Tuning the Synthetic Routes of Dimethylaminoethyl methacrylate-Based Superabsorbent Copolymer Hydrogels Containing Sulfonate Groups: Elasticity, Dynamic, and Equilibrium Swelling Properties


Boyaci T., Orakdöğen N.

ADVANCES IN POLYMER TECHNOLOGY, cilt.36, ss.442-454, 2017 (SCI İndekslerine Giren Dergi) identifier identifier

  • Cilt numarası: 36 Konu: 4
  • Basım Tarihi: 2017
  • Doi Numarası: 10.1002/adv.21626
  • Dergi Adı: ADVANCES IN POLYMER TECHNOLOGY
  • Sayfa Sayıları: ss.442-454

Özet

Superabsorbent copolymer hydrogels based on N,N-dimethylaminoethyl methacrylate (DMAEMA) and 2-acrylamido-2-methylpropane sulfonic acid (AMPS) were synthesized by free-radical cross-linking copolymerization using a bifunctional cross-linking agent diethylene glycol dimethacrylate (DEGDMA). Poly(DMAEMA-co-AMPS) (P(DMAEMA-co-AMPS)) hydrogels were prepared at a fixed cross-linker ratio, but at various ionic comonomer AMPS content between 0 and 50 mol%. The effect of ionic comonomer concentration on the equilibrium swelling, mechanical behavior, and swelling-deswelling kinetics was investigated to find materials with satisfactory swelling and elastic properties. The increase in the ionic comonomer AMPS content increased the equilibrium swelling of copolymer hydrogels. Using the Flory-Rehner theory, the equilibrium swelling behavior of P(DMAEMA-co-AMPS) hydrogels was successfully investigated and the effective charge density of the resulting copolymer hydrogels was calculated as an adjustable parameter.

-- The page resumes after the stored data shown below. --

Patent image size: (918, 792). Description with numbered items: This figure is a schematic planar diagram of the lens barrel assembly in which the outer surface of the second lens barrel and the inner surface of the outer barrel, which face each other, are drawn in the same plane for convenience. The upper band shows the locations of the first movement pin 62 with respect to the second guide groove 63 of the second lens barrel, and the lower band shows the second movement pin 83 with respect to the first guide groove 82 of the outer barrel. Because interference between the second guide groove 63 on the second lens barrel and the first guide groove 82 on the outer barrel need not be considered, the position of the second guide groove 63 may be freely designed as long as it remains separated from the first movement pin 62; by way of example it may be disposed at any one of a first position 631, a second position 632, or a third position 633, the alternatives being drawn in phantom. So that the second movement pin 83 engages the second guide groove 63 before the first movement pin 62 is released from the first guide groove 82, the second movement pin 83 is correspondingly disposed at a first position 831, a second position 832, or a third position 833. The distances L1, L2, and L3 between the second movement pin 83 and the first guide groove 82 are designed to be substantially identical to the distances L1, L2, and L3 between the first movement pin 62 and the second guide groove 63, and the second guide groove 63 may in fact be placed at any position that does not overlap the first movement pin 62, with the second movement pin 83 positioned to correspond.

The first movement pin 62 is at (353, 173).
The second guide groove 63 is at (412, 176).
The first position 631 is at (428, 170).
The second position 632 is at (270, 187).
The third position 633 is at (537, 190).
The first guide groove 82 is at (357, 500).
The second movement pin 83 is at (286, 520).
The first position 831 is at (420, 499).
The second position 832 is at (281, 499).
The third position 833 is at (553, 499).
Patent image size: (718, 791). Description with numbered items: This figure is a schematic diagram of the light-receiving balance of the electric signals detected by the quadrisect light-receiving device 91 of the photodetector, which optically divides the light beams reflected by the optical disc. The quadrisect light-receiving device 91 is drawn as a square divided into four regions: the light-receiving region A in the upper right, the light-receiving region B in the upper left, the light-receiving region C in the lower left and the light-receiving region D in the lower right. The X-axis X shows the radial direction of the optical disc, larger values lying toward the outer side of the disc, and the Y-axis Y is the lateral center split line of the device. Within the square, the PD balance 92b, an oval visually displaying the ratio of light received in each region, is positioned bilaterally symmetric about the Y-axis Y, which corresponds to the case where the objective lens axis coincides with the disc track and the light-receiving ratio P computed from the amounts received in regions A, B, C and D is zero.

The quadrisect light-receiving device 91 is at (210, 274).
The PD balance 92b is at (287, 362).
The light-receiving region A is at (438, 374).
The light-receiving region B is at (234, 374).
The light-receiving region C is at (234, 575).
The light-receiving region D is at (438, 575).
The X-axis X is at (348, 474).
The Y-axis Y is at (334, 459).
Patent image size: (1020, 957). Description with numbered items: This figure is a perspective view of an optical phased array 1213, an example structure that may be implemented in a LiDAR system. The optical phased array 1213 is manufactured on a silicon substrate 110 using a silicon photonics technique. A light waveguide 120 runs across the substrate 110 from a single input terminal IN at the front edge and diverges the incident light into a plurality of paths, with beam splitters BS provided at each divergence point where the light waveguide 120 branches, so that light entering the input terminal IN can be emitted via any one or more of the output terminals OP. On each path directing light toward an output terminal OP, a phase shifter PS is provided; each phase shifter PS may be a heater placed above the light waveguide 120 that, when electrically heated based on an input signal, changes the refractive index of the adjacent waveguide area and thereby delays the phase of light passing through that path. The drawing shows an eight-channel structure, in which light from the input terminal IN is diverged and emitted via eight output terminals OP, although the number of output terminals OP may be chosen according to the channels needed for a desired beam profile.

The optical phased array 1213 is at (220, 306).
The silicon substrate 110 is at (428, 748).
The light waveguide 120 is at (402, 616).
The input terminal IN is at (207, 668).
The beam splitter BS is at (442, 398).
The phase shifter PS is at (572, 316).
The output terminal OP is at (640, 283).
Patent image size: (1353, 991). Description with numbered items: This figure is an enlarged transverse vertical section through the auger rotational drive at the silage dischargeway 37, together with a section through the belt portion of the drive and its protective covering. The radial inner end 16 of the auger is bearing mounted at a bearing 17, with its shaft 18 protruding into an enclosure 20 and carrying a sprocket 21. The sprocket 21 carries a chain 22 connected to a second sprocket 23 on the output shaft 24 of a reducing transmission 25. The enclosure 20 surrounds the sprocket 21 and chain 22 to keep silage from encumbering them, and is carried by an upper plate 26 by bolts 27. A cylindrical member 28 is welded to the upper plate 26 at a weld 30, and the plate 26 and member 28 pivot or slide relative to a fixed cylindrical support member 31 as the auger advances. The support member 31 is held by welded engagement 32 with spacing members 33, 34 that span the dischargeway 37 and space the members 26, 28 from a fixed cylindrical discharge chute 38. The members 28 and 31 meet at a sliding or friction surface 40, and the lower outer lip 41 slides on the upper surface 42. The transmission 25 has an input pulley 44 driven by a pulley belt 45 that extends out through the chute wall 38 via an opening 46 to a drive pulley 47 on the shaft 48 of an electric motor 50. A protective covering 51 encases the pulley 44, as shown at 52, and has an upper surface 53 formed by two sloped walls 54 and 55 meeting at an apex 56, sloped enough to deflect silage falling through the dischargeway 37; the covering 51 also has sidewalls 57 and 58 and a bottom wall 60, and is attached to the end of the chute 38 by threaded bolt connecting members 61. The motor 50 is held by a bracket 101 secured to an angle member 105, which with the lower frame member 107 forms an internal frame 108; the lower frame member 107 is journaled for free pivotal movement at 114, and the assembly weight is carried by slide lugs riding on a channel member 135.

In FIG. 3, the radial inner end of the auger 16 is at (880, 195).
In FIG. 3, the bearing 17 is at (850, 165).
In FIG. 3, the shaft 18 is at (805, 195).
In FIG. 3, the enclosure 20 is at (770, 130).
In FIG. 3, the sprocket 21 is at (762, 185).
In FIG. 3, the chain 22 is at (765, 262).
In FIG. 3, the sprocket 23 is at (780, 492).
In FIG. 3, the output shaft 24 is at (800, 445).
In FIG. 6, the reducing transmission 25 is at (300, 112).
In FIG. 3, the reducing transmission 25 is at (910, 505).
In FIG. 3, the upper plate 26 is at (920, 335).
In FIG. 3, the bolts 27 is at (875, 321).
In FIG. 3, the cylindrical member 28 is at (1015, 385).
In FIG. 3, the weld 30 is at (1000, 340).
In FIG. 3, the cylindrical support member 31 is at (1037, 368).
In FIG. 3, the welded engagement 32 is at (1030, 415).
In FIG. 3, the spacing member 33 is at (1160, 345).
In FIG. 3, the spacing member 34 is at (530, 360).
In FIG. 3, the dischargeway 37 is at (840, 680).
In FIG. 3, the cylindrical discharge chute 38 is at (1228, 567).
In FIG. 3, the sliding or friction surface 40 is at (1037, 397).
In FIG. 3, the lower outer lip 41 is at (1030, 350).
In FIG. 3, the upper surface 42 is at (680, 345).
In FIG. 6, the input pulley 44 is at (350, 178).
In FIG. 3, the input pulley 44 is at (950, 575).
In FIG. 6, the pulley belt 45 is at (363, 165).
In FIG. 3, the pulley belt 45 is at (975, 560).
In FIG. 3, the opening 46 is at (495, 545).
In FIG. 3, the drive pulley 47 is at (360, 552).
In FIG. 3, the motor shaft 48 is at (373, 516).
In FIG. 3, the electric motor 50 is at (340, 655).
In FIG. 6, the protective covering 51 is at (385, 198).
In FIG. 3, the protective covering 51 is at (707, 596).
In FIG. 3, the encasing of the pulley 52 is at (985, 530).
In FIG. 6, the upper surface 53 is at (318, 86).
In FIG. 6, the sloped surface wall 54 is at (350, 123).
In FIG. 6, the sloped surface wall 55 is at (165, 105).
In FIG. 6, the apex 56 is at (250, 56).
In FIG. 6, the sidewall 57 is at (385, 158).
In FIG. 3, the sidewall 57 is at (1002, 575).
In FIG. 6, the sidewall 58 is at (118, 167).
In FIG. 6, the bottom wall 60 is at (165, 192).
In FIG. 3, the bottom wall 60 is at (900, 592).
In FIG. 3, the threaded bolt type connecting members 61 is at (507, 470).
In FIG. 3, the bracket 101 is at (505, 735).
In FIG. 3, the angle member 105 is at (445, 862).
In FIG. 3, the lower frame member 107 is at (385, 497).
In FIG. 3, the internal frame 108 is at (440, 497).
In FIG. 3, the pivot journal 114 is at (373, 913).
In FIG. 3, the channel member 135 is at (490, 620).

Scaling rules were derived for the ionic group content to explain the observed swelling behavior of P(DMAEMA-co-AMPS) hydrogels. The kinetics of copolymer hydrogel swelling as well as the mechanism of diffusion was investigated by dynamic swelling measurements at different pH values. The dominant physical mechanism controlling the water uptake of P(DMAEMA-co-AMPS) copolymer hydrogels was analyzed, and the diffusion coefficients were determined. The transport was found to be less Fickian for the copolymer hydrogels containing AMPS below 30 mol% at acidic pH values where the polymer networks were ionized.